Caracteriza-se, nesta breve alegoria, a subjugação da vida a uma razão causal e planificada, de onde decorre também a generalizada obediência para com a minoria que planeia (107). Mas denuncia-se principalmente a atuação de uma razão adaptativa, que reduz ao planificável todas as possibilidades do humano, toda a experiência. A experiência da tal criança que ouve e celebra a língua dos pássaros não é comparável à experiência da criança que se dirige à voz autorizada do pai para perguntar o que a lua anuncia. É livre o tempo das “Sonntagkinder”, por oposição ao tempo que pressupõe um sentido concreto ao plano da experiência. Estas duas crianças não fazem a mesma experiência do tempo, quando a “criança de domingo” se estabelece na liberdade de um tempo sem medida e a outra progride no tempo mensurável e cronológico que é o tempo planificável do trabalho. Enquanto a primeira se dá à experiência, dando-se ao acontecer não mensurável da palavra experiência enquanto algo que sucede, que nos atinge no tempo e que nos sobrevém (Pereira, 2015: 68), a segunda procura conter a experiência nos limites planificados da razão, tal como a ciência moderna ditou à educação e à disciplina.

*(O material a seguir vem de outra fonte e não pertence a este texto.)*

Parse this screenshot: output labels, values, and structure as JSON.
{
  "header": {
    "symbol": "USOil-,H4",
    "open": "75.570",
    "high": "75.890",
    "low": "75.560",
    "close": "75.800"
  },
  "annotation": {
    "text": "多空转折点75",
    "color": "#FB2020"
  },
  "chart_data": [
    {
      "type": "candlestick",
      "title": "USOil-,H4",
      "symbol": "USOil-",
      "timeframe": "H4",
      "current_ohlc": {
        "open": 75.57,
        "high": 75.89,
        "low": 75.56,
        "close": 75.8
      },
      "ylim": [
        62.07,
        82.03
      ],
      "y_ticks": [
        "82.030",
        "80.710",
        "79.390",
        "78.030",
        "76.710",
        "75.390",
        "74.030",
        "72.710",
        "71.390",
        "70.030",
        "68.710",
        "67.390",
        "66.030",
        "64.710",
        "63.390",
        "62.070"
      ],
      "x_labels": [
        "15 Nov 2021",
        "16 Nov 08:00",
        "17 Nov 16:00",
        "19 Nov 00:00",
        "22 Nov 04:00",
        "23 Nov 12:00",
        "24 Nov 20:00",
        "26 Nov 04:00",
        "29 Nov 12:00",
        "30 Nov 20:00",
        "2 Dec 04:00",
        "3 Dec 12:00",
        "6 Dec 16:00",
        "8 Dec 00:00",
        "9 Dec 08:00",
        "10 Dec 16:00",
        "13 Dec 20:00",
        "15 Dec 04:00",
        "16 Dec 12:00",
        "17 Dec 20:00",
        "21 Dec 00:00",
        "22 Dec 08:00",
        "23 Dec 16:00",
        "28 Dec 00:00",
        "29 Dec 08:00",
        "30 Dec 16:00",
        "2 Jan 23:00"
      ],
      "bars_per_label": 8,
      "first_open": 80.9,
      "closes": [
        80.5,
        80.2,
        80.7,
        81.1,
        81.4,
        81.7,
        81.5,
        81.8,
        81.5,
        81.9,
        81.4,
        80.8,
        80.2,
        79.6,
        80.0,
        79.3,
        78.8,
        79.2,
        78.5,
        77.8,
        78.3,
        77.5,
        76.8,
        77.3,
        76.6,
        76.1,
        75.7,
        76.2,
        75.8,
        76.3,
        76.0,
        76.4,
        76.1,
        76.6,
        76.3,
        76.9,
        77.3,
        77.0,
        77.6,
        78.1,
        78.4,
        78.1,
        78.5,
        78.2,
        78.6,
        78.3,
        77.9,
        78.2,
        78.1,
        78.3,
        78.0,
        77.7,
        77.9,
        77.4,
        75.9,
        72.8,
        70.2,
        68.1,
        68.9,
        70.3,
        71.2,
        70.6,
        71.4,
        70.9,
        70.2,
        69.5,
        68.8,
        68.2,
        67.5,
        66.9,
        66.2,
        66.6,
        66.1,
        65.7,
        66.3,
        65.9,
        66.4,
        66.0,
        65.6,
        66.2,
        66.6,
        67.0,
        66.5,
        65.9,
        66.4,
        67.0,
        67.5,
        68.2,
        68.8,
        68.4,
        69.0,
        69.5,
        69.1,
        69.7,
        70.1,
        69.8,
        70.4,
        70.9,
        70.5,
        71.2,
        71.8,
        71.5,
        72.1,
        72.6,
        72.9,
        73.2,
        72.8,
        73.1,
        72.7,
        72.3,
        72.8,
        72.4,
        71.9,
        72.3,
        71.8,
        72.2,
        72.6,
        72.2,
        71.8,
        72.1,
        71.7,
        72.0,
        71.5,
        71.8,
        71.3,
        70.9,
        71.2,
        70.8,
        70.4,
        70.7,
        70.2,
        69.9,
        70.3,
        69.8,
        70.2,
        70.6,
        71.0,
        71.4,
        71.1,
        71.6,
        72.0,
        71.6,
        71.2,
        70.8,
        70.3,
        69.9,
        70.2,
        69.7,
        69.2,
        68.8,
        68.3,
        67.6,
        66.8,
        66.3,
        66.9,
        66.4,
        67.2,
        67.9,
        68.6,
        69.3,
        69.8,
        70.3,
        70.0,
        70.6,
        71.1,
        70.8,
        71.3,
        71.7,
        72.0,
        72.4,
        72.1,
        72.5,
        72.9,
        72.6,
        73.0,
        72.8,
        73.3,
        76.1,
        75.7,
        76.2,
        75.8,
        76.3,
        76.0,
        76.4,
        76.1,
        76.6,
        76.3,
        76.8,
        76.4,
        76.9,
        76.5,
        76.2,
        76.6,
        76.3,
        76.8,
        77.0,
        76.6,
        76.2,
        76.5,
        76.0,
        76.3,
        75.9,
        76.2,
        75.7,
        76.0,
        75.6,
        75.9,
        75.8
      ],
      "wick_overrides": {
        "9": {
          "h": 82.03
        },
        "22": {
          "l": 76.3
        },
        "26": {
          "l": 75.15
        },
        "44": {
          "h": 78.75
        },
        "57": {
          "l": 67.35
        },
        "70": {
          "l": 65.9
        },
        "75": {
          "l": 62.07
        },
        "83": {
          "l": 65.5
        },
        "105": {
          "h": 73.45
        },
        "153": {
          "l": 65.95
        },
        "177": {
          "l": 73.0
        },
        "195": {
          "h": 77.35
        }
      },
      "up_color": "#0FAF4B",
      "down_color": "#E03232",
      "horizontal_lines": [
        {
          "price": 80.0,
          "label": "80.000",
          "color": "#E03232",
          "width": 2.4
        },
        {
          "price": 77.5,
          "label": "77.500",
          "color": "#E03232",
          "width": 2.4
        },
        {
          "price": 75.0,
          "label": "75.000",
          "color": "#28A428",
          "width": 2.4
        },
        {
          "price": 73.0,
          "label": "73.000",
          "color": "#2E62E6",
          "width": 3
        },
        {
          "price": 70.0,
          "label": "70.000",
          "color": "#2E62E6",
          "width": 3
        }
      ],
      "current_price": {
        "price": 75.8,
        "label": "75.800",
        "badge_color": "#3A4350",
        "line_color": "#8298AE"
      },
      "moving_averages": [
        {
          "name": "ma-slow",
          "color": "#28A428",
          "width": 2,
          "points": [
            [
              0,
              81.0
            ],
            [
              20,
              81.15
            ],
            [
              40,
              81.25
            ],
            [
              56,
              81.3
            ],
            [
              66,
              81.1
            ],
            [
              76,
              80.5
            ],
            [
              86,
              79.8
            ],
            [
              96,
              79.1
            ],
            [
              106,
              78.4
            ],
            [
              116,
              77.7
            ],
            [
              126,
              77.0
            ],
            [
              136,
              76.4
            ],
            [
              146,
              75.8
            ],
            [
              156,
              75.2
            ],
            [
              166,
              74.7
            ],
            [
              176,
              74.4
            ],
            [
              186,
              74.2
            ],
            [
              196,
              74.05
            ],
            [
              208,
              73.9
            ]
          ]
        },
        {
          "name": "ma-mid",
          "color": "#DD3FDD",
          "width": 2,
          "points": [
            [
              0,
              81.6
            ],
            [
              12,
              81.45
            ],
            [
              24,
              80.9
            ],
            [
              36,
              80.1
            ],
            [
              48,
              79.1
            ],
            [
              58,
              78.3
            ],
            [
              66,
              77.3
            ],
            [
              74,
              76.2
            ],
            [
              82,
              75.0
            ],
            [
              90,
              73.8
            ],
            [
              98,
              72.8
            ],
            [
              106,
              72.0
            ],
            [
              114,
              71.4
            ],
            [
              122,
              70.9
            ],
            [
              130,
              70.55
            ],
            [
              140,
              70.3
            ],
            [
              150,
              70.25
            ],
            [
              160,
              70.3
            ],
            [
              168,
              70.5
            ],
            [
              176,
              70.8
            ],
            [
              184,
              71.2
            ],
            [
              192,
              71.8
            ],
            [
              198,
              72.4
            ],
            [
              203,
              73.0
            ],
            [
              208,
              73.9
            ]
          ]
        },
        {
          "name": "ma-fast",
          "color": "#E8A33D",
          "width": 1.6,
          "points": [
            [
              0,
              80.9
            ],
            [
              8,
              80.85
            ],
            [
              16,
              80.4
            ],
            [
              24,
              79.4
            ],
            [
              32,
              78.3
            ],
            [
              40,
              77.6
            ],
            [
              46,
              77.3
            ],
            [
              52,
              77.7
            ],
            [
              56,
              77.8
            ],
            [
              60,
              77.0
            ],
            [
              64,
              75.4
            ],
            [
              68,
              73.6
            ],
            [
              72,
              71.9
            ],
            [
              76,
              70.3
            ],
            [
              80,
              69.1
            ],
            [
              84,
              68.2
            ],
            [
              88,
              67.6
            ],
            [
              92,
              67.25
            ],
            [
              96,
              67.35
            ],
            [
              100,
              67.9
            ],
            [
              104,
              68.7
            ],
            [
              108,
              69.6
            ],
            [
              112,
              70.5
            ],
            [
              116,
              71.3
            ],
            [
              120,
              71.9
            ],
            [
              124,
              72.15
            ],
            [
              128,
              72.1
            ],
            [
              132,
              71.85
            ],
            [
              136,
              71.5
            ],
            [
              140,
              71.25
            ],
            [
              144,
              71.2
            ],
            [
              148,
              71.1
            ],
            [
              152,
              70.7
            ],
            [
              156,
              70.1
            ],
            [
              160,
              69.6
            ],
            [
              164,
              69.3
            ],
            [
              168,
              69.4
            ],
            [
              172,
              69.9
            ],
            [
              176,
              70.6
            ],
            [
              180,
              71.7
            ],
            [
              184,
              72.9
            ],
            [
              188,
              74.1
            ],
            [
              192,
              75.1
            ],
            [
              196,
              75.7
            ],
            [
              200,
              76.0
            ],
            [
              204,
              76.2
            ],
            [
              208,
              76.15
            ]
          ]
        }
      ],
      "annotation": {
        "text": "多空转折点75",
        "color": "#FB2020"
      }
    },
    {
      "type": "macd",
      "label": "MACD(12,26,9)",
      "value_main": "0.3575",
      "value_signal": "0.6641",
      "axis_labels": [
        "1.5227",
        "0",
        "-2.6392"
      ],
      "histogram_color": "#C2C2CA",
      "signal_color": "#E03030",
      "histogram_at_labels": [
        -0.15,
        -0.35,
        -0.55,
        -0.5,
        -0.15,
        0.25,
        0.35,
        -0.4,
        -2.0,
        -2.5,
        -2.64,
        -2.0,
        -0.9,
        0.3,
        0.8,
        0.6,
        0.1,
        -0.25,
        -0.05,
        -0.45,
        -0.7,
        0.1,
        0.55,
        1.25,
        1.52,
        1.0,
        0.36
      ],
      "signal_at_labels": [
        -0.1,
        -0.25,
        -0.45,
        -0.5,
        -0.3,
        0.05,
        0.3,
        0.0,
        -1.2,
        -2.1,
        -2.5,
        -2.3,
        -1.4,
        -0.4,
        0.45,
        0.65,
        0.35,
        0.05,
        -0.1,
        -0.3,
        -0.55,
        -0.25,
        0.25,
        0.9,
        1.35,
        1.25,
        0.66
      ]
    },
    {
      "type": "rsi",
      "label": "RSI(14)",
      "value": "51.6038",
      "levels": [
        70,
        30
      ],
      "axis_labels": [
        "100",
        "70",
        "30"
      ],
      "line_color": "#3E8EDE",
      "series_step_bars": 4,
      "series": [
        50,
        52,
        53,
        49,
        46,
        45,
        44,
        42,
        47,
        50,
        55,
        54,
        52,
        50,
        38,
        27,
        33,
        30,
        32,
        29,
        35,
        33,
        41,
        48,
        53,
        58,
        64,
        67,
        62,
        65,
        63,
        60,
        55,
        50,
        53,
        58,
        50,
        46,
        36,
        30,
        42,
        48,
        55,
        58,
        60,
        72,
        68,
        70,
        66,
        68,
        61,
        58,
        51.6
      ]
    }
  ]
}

Daí que falar de tempo livre na gestão do tempo force muitas vezes a tónica do discurso mais para o lado da gestão do que para o lado do tempo, como se este fosse essencialmente gerível. O tempo desencontra-se da experiência na planificação, na muito contemporânea obsessão do planeamento. Ou, mais rigorosamente, o tempo da planificação limita a experiência ao que é planificável, como se a vida fosse calculável e como se uma manifestação da natureza fosse traduzível num enunciado, como algo concreto para se dizer. As crianças estranham que pessoas grandes (só em tamanho), decidam calendarizar e contabilizar os seus tempos lúdicos, as suas brincadeiras.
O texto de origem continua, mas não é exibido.